In her play “Hipsteria,” Ms. López imagined the last building in Boyle Heights 20 years hence, occupied by hipsters wanting to turn it into a dog hotel. “Boyle Heights is not a blank canvas,” she observed. “It’s a rich tapestry of immigrant history, culture and activism.”

It has long been an immigrant hub: The historic Breed Street Shul was the oldest Orthodox synagogue west of Chicago. (The rear building is now a community center.) The neighborhood’s landscape is distinctly Latino, with artful front-yard altars dedicated to the Virgin of Guadalupe and Mexican-American murals bringing vibrant life to peeling walls.

In recent years, Union de Vecinos has been deeply involved in pro-tenant and antigallery activism, some of it confrontational. (Several galleries, including the artist-run 356 Mission, have announced they will close here.) But over the past two decades, its leaders have also worked hard to make the neighborhood cleaner and safer in the face of longstanding disinvestment. The alleyways crisscrossing the neighborhood were especially dangerous, filled with trash by people pulling off the freeways to dump construction waste, and had become magnets for illegal activity.

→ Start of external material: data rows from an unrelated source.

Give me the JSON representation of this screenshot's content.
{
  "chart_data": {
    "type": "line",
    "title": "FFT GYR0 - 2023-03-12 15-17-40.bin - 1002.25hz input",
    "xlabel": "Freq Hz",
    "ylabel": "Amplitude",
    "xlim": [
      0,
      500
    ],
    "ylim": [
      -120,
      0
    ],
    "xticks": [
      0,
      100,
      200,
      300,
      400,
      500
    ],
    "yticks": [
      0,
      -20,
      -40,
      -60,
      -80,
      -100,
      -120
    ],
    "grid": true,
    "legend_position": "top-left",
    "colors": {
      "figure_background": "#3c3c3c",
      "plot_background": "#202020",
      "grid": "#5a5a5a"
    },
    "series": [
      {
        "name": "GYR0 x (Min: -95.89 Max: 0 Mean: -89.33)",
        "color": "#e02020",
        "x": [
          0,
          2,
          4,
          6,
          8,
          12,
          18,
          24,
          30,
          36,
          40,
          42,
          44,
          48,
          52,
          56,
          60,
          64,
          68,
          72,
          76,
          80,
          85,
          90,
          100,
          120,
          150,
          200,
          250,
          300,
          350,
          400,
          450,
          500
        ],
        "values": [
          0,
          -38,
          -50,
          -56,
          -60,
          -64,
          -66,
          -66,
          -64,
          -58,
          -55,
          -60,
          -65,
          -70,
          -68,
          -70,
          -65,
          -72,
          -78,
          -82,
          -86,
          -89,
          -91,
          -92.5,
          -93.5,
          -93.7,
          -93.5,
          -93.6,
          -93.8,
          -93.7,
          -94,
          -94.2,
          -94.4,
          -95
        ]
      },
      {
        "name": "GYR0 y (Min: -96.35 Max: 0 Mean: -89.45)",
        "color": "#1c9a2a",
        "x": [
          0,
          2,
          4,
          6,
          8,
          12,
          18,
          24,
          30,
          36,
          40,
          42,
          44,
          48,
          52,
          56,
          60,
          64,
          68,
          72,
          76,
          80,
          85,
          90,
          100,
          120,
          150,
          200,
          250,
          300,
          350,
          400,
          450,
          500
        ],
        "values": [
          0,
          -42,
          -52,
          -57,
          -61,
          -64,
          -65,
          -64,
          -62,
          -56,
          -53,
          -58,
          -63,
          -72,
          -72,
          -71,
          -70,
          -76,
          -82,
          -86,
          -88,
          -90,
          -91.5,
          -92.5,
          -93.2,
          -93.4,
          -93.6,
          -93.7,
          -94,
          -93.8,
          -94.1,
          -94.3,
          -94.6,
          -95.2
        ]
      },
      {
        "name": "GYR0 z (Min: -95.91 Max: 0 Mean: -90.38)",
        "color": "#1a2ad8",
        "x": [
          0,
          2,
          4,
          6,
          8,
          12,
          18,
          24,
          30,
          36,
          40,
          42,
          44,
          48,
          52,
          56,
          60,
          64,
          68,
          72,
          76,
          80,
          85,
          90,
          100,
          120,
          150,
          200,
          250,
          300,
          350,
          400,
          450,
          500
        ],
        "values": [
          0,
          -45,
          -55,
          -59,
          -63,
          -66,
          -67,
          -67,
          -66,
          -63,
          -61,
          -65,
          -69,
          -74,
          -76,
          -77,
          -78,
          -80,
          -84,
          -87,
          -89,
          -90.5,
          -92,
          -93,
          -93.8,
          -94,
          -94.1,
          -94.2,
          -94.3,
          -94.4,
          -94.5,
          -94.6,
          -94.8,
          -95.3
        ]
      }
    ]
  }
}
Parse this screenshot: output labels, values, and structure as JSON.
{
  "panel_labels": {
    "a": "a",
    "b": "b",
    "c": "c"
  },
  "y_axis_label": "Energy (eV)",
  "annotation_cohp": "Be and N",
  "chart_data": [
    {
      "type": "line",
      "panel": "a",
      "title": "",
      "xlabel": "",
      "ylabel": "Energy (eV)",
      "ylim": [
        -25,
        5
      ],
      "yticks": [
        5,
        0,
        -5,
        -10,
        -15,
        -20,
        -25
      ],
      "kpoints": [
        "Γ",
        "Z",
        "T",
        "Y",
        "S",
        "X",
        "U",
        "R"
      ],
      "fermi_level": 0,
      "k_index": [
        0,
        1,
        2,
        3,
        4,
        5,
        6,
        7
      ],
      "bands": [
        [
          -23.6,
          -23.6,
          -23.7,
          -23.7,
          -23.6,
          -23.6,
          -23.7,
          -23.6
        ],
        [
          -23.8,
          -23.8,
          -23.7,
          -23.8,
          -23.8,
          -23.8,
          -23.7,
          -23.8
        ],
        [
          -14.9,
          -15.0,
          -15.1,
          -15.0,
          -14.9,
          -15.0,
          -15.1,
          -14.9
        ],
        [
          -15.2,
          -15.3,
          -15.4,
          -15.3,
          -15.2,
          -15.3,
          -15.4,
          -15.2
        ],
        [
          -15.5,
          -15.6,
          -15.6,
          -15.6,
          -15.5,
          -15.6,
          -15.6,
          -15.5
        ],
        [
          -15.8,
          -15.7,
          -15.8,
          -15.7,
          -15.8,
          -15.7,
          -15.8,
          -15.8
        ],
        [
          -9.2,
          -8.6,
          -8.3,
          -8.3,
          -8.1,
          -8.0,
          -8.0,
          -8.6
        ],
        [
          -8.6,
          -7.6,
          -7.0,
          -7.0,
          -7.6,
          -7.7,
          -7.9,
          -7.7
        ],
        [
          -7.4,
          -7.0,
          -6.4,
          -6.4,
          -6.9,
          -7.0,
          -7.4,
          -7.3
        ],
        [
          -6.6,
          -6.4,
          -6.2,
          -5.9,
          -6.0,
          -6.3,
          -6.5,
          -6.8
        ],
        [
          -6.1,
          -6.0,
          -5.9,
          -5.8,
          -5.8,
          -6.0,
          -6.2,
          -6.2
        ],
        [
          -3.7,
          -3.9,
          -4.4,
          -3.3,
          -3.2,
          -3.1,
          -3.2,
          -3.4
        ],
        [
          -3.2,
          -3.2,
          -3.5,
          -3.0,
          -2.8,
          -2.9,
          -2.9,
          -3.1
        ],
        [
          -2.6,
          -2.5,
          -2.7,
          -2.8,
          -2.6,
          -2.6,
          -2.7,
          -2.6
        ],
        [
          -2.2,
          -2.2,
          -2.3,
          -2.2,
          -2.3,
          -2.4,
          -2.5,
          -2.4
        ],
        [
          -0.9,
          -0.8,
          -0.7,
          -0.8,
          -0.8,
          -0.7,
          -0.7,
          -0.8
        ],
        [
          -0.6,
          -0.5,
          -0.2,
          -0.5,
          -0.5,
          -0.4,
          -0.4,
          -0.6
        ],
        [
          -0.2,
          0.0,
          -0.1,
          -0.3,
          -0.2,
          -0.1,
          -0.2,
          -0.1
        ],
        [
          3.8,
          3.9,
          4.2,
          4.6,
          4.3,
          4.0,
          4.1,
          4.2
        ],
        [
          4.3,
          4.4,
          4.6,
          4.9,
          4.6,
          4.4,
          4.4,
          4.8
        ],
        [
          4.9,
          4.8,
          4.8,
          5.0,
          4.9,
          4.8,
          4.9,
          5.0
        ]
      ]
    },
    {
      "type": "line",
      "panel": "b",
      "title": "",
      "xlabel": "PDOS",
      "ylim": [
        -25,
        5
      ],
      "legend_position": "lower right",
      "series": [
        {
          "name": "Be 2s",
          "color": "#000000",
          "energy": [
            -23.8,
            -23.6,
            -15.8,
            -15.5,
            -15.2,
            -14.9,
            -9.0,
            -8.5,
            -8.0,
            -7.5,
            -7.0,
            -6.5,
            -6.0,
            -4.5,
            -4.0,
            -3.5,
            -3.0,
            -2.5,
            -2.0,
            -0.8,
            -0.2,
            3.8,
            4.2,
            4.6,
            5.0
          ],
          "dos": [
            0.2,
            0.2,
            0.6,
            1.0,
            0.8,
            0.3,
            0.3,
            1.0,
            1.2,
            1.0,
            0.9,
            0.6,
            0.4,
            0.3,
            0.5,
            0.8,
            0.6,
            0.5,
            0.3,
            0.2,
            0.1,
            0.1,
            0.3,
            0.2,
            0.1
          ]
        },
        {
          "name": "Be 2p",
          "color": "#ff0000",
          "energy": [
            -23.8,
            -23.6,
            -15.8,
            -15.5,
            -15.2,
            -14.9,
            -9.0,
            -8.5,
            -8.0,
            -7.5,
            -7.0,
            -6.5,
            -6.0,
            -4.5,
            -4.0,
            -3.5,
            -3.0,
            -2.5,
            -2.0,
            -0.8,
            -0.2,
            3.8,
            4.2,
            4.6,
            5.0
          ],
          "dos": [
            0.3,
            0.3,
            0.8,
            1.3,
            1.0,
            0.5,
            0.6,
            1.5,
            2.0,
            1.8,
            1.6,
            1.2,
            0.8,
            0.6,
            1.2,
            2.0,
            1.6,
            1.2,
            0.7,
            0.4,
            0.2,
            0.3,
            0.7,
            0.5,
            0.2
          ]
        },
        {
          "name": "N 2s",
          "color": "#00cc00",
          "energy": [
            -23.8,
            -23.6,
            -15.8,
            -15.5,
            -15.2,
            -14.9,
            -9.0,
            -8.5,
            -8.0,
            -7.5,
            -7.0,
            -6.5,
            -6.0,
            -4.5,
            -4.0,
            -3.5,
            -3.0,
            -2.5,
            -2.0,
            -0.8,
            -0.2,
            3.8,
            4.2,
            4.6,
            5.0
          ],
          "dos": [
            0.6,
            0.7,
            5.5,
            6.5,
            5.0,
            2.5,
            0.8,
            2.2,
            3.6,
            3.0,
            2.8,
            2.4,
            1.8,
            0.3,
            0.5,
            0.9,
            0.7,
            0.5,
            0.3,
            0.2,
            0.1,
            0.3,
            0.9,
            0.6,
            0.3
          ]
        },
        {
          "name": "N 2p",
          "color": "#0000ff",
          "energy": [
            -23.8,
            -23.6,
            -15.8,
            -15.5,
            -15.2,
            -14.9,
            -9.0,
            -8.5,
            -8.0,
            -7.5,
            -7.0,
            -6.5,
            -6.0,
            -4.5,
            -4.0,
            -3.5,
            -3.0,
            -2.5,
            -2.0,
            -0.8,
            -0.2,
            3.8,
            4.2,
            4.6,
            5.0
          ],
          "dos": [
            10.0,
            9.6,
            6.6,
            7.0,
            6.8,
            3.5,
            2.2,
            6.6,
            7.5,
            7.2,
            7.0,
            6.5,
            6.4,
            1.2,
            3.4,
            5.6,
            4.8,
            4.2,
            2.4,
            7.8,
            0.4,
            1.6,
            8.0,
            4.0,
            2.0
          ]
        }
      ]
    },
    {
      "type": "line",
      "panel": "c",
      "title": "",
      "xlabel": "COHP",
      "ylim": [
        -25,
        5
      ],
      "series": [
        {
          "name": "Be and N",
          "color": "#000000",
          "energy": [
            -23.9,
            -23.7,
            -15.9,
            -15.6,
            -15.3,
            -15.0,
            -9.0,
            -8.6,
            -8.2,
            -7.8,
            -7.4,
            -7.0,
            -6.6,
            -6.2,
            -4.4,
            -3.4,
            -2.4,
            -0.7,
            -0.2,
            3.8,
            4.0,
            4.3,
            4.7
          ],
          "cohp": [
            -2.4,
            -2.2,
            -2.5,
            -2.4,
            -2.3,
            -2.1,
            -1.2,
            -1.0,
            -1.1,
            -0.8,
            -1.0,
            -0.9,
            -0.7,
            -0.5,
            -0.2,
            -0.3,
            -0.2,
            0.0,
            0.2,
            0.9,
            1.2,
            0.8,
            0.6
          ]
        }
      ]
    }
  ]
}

The group got rid of the litter and gang graffiti, installed brightly painted speed bumps and, in an alley near a liquor store, planted a garden full of spiky cactuses.

But improving the neighborhood has become a delicate proposition. As the area becomes more habitable for residents, it grows more appealing to outsiders, putting more pressure on housing. On Avenue Cesar E. Chavez, the primary commercial street, for instance, young people with laptops and earbuds sip coffee across the street from a lone Norteño accordionist in a sombrero standing beneath a red awning.

“There’s a difference between making something beautiful to sell it and making it useful,” said Leonardo Vilchis, co-director of Union de Vecinos. “So the question is, can we make this place more livable for people living here now?”

With tensions about gentrification running high, the community’s decision to embrace the play street concept was not a casual one.

“So many people want to come in and modify this place,” said Ofelia Platon, 45, a Union de Vecinos leader who lives around the corner from Fickett Street. “So there’s always a question of what would we need to give up?” A mother of three, she recalled taking her son Esteban, now 17, to a nearby park and having to drop on the grass because of a shooting.

The residents chose Fickett Street with the intention of providing a safe space not just for children but for the community, said Chelina Odbert, KDI’s co-founder and executive director.

“What a play street is not is a replacement for permanent parks,” she said. “But it bridges the gap in a way that’s really needed.”

Scarlett De Leon, a director for the Koreatown Immigrant Workers Alliance, grew up there and said she spent much of her childhood glued to television, a pattern she now observes in her younger siblings and her great-grandmother.

“It’s a cycle that affects different generations in one family,” she said. “So having a space to be creative and interact is important for emotional health.”

At the play street event earlier this month, Fickett Street was alive with fathers pushing play bins down the street with children riding in them. The scent of taquitos drifted from Maria Lopez’s kitchen — she made enough for everyone — and young men helped carry jars of watermelon agua fresca down the steps.

Miguel Ángel Jiménez, 18, attempted to jump a wobble with his skateboard. “I feel better when people are interested in each other,” he said of the street. “There’s a time to be indoors and a time to be out.”